Back to the main plot, the two sleuths are brought together by the disappearance and possible murder of Harriet Vanger 40 years ago. Why are they investigating something that happened 40 years ago? That’s a good question, and one the plot never resolves satisfactorily because, honestly, everything could have been resolved 40 years ago…Anyway, Harriet is part of the super wealthy Vanger family, who own a large, rich company, and all live on an island, accessible by one bridge, and who are all shifty, shady individuals that make convenient suspects for the crime. But the limited suspect list is a mystery convention older than sand in the Sahara, so it’s hard to blame the movie for that.

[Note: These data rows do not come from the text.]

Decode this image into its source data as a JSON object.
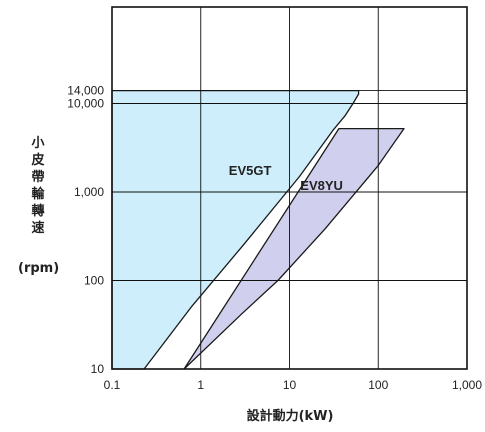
{
  "chart_data": {
    "type": "area",
    "xscale": "log",
    "yscale": "log",
    "xlim": [
      0.1,
      1000
    ],
    "ylim": [
      10,
      20000
    ],
    "grid": true,
    "x_ticks": [
      {
        "value": 0.1,
        "label": "0.1"
      },
      {
        "value": 1,
        "label": "1"
      },
      {
        "value": 10,
        "label": "10"
      },
      {
        "value": 100,
        "label": "100"
      },
      {
        "value": 1000,
        "label": "1,000"
      }
    ],
    "y_ticks": [
      {
        "value": 10,
        "label": "10"
      },
      {
        "value": 100,
        "label": "100"
      },
      {
        "value": 1000,
        "label": "1,000"
      },
      {
        "value": 10000,
        "label": "10,000"
      },
      {
        "value": 14000,
        "label": "14,000"
      }
    ],
    "xlabel": "設計動力(kW)",
    "ylabel_chars": [
      "小",
      "皮",
      "帶",
      "輪",
      "轉",
      "速"
    ],
    "ylabel_unit": "(rpm)",
    "colors": {
      "ev5gt_fill": "#cdeefa",
      "ev8yu_fill": "#d0d0ee",
      "outline": "#1a1a1a",
      "grid": "#111111"
    },
    "series": [
      {
        "name": "EV5GT",
        "label": "EV5GT",
        "label_at": [
          3.6,
          1550
        ],
        "polygon": [
          [
            0.1,
            10
          ],
          [
            0.1,
            14000
          ],
          [
            60,
            14000
          ],
          [
            60,
            12800
          ],
          [
            52,
            10000
          ],
          [
            42,
            7200
          ],
          [
            31,
            5000
          ],
          [
            13,
            1500
          ],
          [
            3,
            250
          ],
          [
            0.78,
            50
          ],
          [
            0.23,
            10
          ]
        ]
      },
      {
        "name": "EV8YU",
        "label": "EV8YU",
        "label_at": [
          23,
          1050
        ],
        "polygon": [
          [
            0.65,
            10
          ],
          [
            36,
            5200
          ],
          [
            195,
            5200
          ],
          [
            100,
            2000
          ],
          [
            25,
            380
          ],
          [
            7.4,
            100
          ],
          [
            2.9,
            42
          ]
        ]
      }
    ]
  }
}
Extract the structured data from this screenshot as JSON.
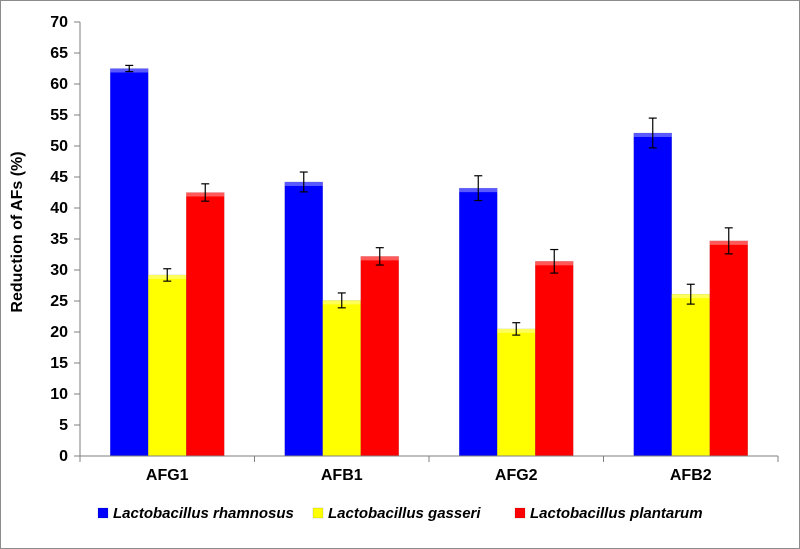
{
  "chart_data": {
    "type": "bar",
    "title": "",
    "xlabel": "",
    "ylabel": "Reduction of AFs (%)",
    "ylim": [
      0,
      70
    ],
    "yticks": [
      "0",
      "5",
      "10",
      "15",
      "20",
      "25",
      "30",
      "35",
      "40",
      "45",
      "50",
      "55",
      "60",
      "65",
      "70"
    ],
    "categories": [
      "AFG1",
      "AFB1",
      "AFG2",
      "AFB2"
    ],
    "series": [
      {
        "name": "Lactobacillus rhamnosus",
        "color": "#0000ff",
        "values": [
          62.5,
          44.2,
          43.2,
          52.1
        ],
        "errors": [
          0.5,
          1.6,
          2.0,
          2.4
        ]
      },
      {
        "name": "Lactobacillus gasseri",
        "color": "#ffff00",
        "values": [
          29.2,
          25.1,
          20.5,
          26.1
        ],
        "errors": [
          1.0,
          1.2,
          1.0,
          1.6
        ]
      },
      {
        "name": "Lactobacillus plantarum",
        "color": "#ff0000",
        "values": [
          42.5,
          32.2,
          31.4,
          34.7
        ],
        "errors": [
          1.4,
          1.4,
          1.9,
          2.1
        ]
      }
    ],
    "grid": false,
    "legend_position": "bottom"
  }
}
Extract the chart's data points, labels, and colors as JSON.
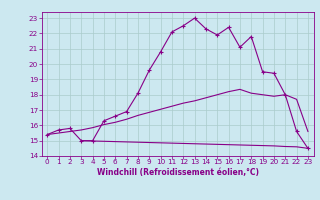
{
  "xlabel": "Windchill (Refroidissement éolien,°C)",
  "xlim": [
    -0.5,
    23.5
  ],
  "ylim": [
    14,
    23.4
  ],
  "yticks": [
    14,
    15,
    16,
    17,
    18,
    19,
    20,
    21,
    22,
    23
  ],
  "xticks": [
    0,
    1,
    2,
    3,
    4,
    5,
    6,
    7,
    8,
    9,
    10,
    11,
    12,
    13,
    14,
    15,
    16,
    17,
    18,
    19,
    20,
    21,
    22,
    23
  ],
  "bg_color": "#cce8f0",
  "line_color": "#880088",
  "grid_color": "#aacccc",
  "line1_x": [
    0,
    1,
    2,
    3,
    4,
    5,
    6,
    7,
    8,
    9,
    10,
    11,
    12,
    13,
    14,
    15,
    16,
    17,
    18,
    19,
    20,
    21,
    22,
    23
  ],
  "line1_y": [
    15.4,
    15.7,
    15.8,
    15.0,
    15.0,
    16.3,
    16.6,
    16.9,
    18.1,
    19.6,
    20.8,
    22.1,
    22.5,
    23.0,
    22.3,
    21.9,
    22.4,
    21.1,
    21.8,
    19.5,
    19.4,
    18.0,
    15.6,
    14.5
  ],
  "line2_x": [
    0,
    1,
    2,
    3,
    4,
    5,
    6,
    7,
    8,
    9,
    10,
    11,
    12,
    13,
    14,
    15,
    16,
    17,
    18,
    19,
    20,
    21,
    22,
    23
  ],
  "line2_y": [
    15.4,
    15.5,
    15.6,
    15.7,
    15.85,
    16.05,
    16.2,
    16.4,
    16.65,
    16.85,
    17.05,
    17.25,
    17.45,
    17.6,
    17.8,
    18.0,
    18.2,
    18.35,
    18.1,
    18.0,
    17.9,
    18.0,
    17.7,
    15.6
  ],
  "line3_x": [
    3,
    4,
    5,
    6,
    7,
    8,
    9,
    10,
    11,
    12,
    13,
    14,
    15,
    16,
    17,
    18,
    19,
    20,
    21,
    22,
    23
  ],
  "line3_y": [
    15.0,
    14.98,
    14.96,
    14.94,
    14.92,
    14.9,
    14.88,
    14.86,
    14.84,
    14.82,
    14.8,
    14.78,
    14.76,
    14.74,
    14.72,
    14.7,
    14.68,
    14.66,
    14.62,
    14.6,
    14.5
  ]
}
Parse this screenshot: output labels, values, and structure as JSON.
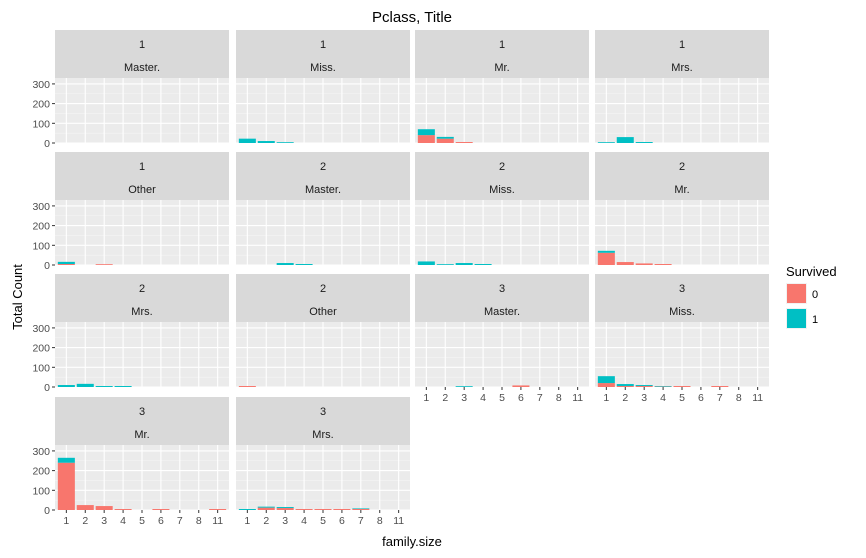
{
  "chart_data": {
    "type": "bar",
    "title": "Pclass, Title",
    "xlabel": "family.size",
    "ylabel": "Total Count",
    "categories": [
      "1",
      "2",
      "3",
      "4",
      "5",
      "6",
      "7",
      "8",
      "11"
    ],
    "yticks": [
      0,
      100,
      200,
      300
    ],
    "ylim": [
      0,
      330
    ],
    "grid": true,
    "stacked": true,
    "legend": {
      "title": "Survived",
      "position": "right",
      "items": [
        {
          "label": "0",
          "color": "#F8766D"
        },
        {
          "label": "1",
          "color": "#00BFC4"
        }
      ]
    },
    "facets": [
      {
        "pclass": "1",
        "title": "Master.",
        "series": {
          "0": [
            0,
            0,
            0,
            0,
            0,
            0,
            0,
            0,
            0
          ],
          "1": [
            0,
            0,
            0,
            0,
            0,
            0,
            0,
            0,
            0
          ]
        }
      },
      {
        "pclass": "1",
        "title": "Miss.",
        "series": {
          "0": [
            0,
            0,
            0,
            0,
            0,
            0,
            0,
            0,
            0
          ],
          "1": [
            22,
            10,
            4,
            0,
            0,
            0,
            0,
            0,
            0
          ]
        }
      },
      {
        "pclass": "1",
        "title": "Mr.",
        "series": {
          "0": [
            40,
            22,
            5,
            0,
            0,
            0,
            0,
            0,
            0
          ],
          "1": [
            30,
            9,
            0,
            0,
            0,
            0,
            0,
            0,
            0
          ]
        }
      },
      {
        "pclass": "1",
        "title": "Mrs.",
        "series": {
          "0": [
            0,
            0,
            0,
            0,
            0,
            0,
            0,
            0,
            0
          ],
          "1": [
            4,
            30,
            5,
            0,
            0,
            0,
            0,
            0,
            0
          ]
        }
      },
      {
        "pclass": "1",
        "title": "Other",
        "series": {
          "0": [
            5,
            0,
            4,
            0,
            0,
            0,
            0,
            0,
            0
          ],
          "1": [
            11,
            0,
            0,
            0,
            0,
            0,
            0,
            0,
            0
          ]
        }
      },
      {
        "pclass": "2",
        "title": "Master.",
        "series": {
          "0": [
            0,
            0,
            0,
            0,
            0,
            0,
            0,
            0,
            0
          ],
          "1": [
            0,
            0,
            10,
            5,
            0,
            0,
            0,
            0,
            0
          ]
        }
      },
      {
        "pclass": "2",
        "title": "Miss.",
        "series": {
          "0": [
            0,
            0,
            0,
            0,
            0,
            0,
            0,
            0,
            0
          ],
          "1": [
            18,
            4,
            10,
            5,
            0,
            0,
            0,
            0,
            0
          ]
        }
      },
      {
        "pclass": "2",
        "title": "Mr.",
        "series": {
          "0": [
            62,
            15,
            8,
            5,
            0,
            0,
            0,
            0,
            0
          ],
          "1": [
            10,
            0,
            0,
            0,
            0,
            0,
            0,
            0,
            0
          ]
        }
      },
      {
        "pclass": "2",
        "title": "Mrs.",
        "series": {
          "0": [
            0,
            0,
            0,
            0,
            0,
            0,
            0,
            0,
            0
          ],
          "1": [
            10,
            16,
            5,
            5,
            0,
            0,
            0,
            0,
            0
          ]
        }
      },
      {
        "pclass": "2",
        "title": "Other",
        "series": {
          "0": [
            5,
            0,
            0,
            0,
            0,
            0,
            0,
            0,
            0
          ],
          "1": [
            0,
            0,
            0,
            0,
            0,
            0,
            0,
            0,
            0
          ]
        }
      },
      {
        "pclass": "3",
        "title": "Master.",
        "series": {
          "0": [
            0,
            0,
            0,
            0,
            0,
            8,
            0,
            0,
            0
          ],
          "1": [
            0,
            0,
            4,
            0,
            0,
            0,
            0,
            0,
            0
          ]
        }
      },
      {
        "pclass": "3",
        "title": "Miss.",
        "series": {
          "0": [
            20,
            5,
            5,
            2,
            5,
            0,
            5,
            0,
            0
          ],
          "1": [
            35,
            10,
            5,
            3,
            0,
            0,
            0,
            0,
            0
          ]
        }
      },
      {
        "pclass": "3",
        "title": "Mr.",
        "series": {
          "0": [
            240,
            25,
            20,
            5,
            0,
            5,
            0,
            0,
            5
          ],
          "1": [
            25,
            0,
            0,
            0,
            0,
            0,
            0,
            0,
            0
          ]
        }
      },
      {
        "pclass": "3",
        "title": "Mrs.",
        "series": {
          "0": [
            0,
            12,
            10,
            5,
            5,
            5,
            5,
            0,
            0
          ],
          "1": [
            5,
            5,
            5,
            0,
            0,
            0,
            3,
            0,
            0
          ]
        }
      }
    ]
  }
}
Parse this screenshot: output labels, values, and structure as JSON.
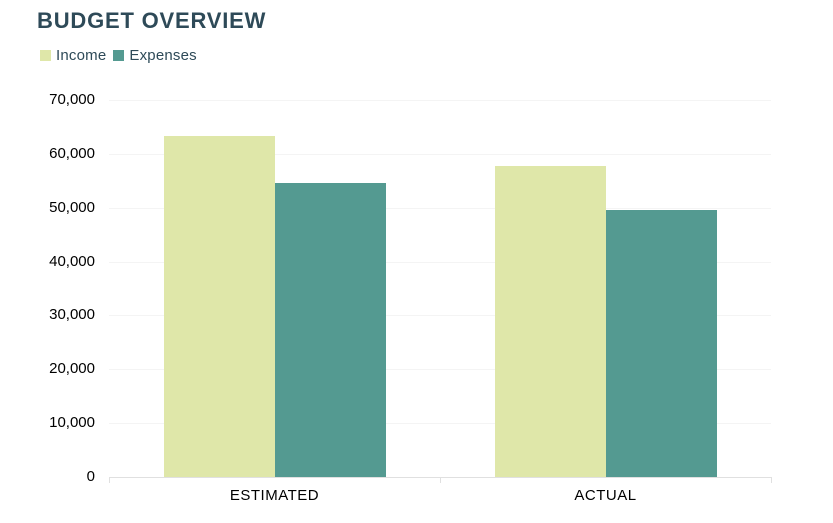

They work well together, and in the course of their investigation, done mostly through Mac OS X and looking at the same 2 pictures for 90 minutes, they uncover even more murders and possible ties to antisemitism and Nazis. A Nazi bad guy?! Someone call the originality police. They also have sex. I’m not sure why. I think the director felt obligated to exploit a love interest somewhere in the movie. Although there’s also a semi-developed love interest between Mikael and an older lady on the island during the first 30 minutes for some reason…I’m not totally convinced the makers of the movie knew what they were doing. Everything builds up to a pretty standard ending, with the killer revealing his exact reasons for doing all he’s done, though in all fairness he does give us a very frank answer with “It was the sex, mainly.” He also conveniently kept pictures and names of all his victims in the room he used to kill everyone. So much in the film is so convenient! Another weakness of the film is that after the killer is discovered and defeated, the movies doesn’t end. It goes on for like another half hour, and adds in the added spice of incest into all the rape we’ve been subjected to. Come on! Just end it!

The chilly Swedish setting fits the thriller atmosphere well though, much better than the plot, unfortunately. However, the forbidding island and its frosty inhabitants feel underused, and there’s never a sense of suspense or urgency, even in scenes involving guns and chases and danger.

The movie also features several very graphic scenes of bondage and rape. They serve to highlight the film’s very feminist orientation, but unfortunately straddle the line a little too close to exploitation for my tastes. Did I mention the film’s feminist leanings? Seriously, having a penis should be a crime in Sweden.  If you’re a woman living in Sweden, get the hell out. Something bad will happen to you, or already has.

In case you haven’t noticed, I did not like The Girl With the Dragon Tattoo very much, and do not recommend it. I’ll admit, I haven’t read the book, so it could conceivably be worthwhile, but the film adaptation certainly isn’t.